Along with being waterproof, one other thing that people can do better than computers is look at a picture and identify what's going on in it. But in an effort to expedite our irrelevance, researchers from Brown University just published a paper in the Proceedings of the National Academy of Sciences that outlines a sort of visual Turing Test that will help scientists chart how well computers are "understanding" what it is that they're seeing.
As a great Wired article from January outlined, computers and the mathematical frameworks they operate on are able to capably identify dogs in hats, but even the latest state of the art artificial intelligence can mistake alternating black and yellow solid stripes for a school bus.
One of the interesting things that this article laid out is how much was going on that the computer scientists themselves didn't understand, because the models are increasingly complicated and increasingly learning on their own.
"There's millions of neurons and they're all doing their own thing. And we don't have a lot of understanding about how they're accomplishing these amazing feats," Jeff Clune, head of the Evolving Artificial Intelligence Laboratory at the University of Wyoming told Wired.
In order to better chart progress, researchers from Brown and Johns Hopkins University set out to make what they're calling a "visual Turing test." It scores image-identifying software models based on how well they do on a series of yes-or-no questions that not only ask what's in the image, but how whatever's in the image is relating to other people and objects in the image.
So rather than just testing whether a computer can see someone, the visual Turing test works its way along through a series of yes-no questions, sort of like it's playing the board game "Guess Who?"
"The tests we have [for visual learning] that don't really scale up. The bar is too low," Donald
Geman, one of the study's coauthors told me. "A lot of the competitions will just be based on how well you can detect and put a box around bicycles or cars or people."
That's all well and good if you just need identifying software. But to get to anything like "artificial intelligence," the goal is to get closer to how humans actually describe what they see.
"When people parse images, they do so at a much deeper and richer level—attributes people have, relationships—we tell a story about the picture," Geman said. "People say an image is worth a thousand words, it's not just labels and nouns. It's description of what's going on on a deep semantic level."
Each question in the new test belongs to one of four categories: existence questions (is it there?); uniqueness questions (is something else there?); attribute questions; or relationship questions.
"The goal of the existence and uniqueness questions is to instantiate objects, which are then labeled (person 1, vehicle 3,...) and subsequently available, by reference to the label, in attribute and relationship questions ('Is person 1 partially occluding vehicle 3?')," the study states.
"The questions are adaptive. Geman said. "The next question in the series is based not only on the answers, but also on the previous questions that have come up."
If the idea of computers quizzing each other makes you feel threatened, don't worry; there's still room for humans in this visual Turing test.

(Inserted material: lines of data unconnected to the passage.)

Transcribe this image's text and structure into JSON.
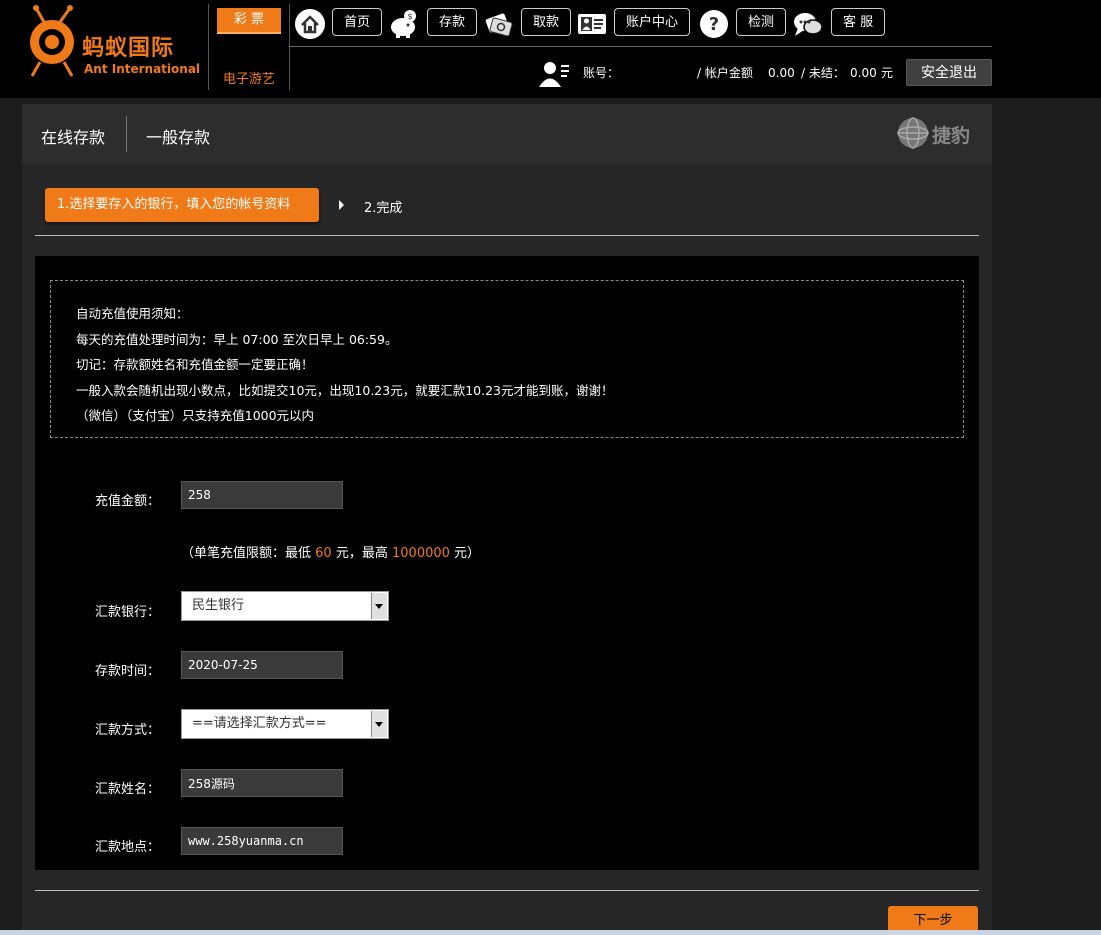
{
  "header": {
    "logo_title": "蚂蚁国际",
    "logo_sub": "Ant International",
    "game_menu": {
      "active": "彩 票",
      "link": "电子游艺"
    },
    "nav": [
      {
        "icon": "home-icon",
        "label": "首页"
      },
      {
        "icon": "piggy-bank-icon",
        "label": "存款"
      },
      {
        "icon": "cash-icon",
        "label": "取款"
      },
      {
        "icon": "id-card-icon",
        "label": "账户中心"
      },
      {
        "icon": "question-icon",
        "label": "检测"
      },
      {
        "icon": "chat-icon",
        "label": "客 服"
      }
    ],
    "user": {
      "account_label": "账号：",
      "balance_label": "/ 帐户金额",
      "balance": "0.00",
      "unsettled_label": "/ 未结：",
      "unsettled": "0.00",
      "currency": "元",
      "logout": "安全退出"
    }
  },
  "tabs": {
    "online": "在线存款",
    "normal": "一般存款",
    "brand": "捷豹"
  },
  "steps": {
    "step1": "1.选择要存入的银行，填入您的帐号资料",
    "step2": "2.完成"
  },
  "notice": {
    "lines": [
      "自动充值使用须知：",
      "每天的充值处理时间为：早上 07:00 至次日早上 06:59。",
      "切记：存款额姓名和充值金额一定要正确！",
      "一般入款会随机出现小数点，比如提交10元，出现10.23元，就要汇款10.23元才能到账，谢谢！",
      "（微信）（支付宝）只支持充值1000元以内"
    ]
  },
  "form": {
    "amount": {
      "label": "充值金额：",
      "value": "258"
    },
    "limit": {
      "prefix": "（单笔充值限额：最低",
      "min": "60",
      "mid": "元，最高",
      "max": "1000000",
      "suffix": "元）"
    },
    "bank": {
      "label": "汇款银行：",
      "value": "民生银行"
    },
    "time": {
      "label": "存款时间：",
      "value": "2020-07-25"
    },
    "method": {
      "label": "汇款方式：",
      "value": "==请选择汇款方式=="
    },
    "name": {
      "label": "汇款姓名：",
      "value": "258源码"
    },
    "place": {
      "label": "汇款地点：",
      "value": "www.258yuanma.cn"
    }
  },
  "next_button": "下一步",
  "colors": {
    "accent": "#f07a17",
    "header_bg": "#000000",
    "panel_bg": "#262626"
  }
}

"You need a human in the loop to provide the true answers," Geman said. "The vision system answers and it could be right or wrong and at some point the vision system is generally incapable of providing answers because the questions go beyond their capability."
So humans remain the standard by which computer vision systems are judged at least for a little while longer. The visual Turing test, though, is another step towards making computers able to better see and describe. At least, for now, we'll still be more waterproof.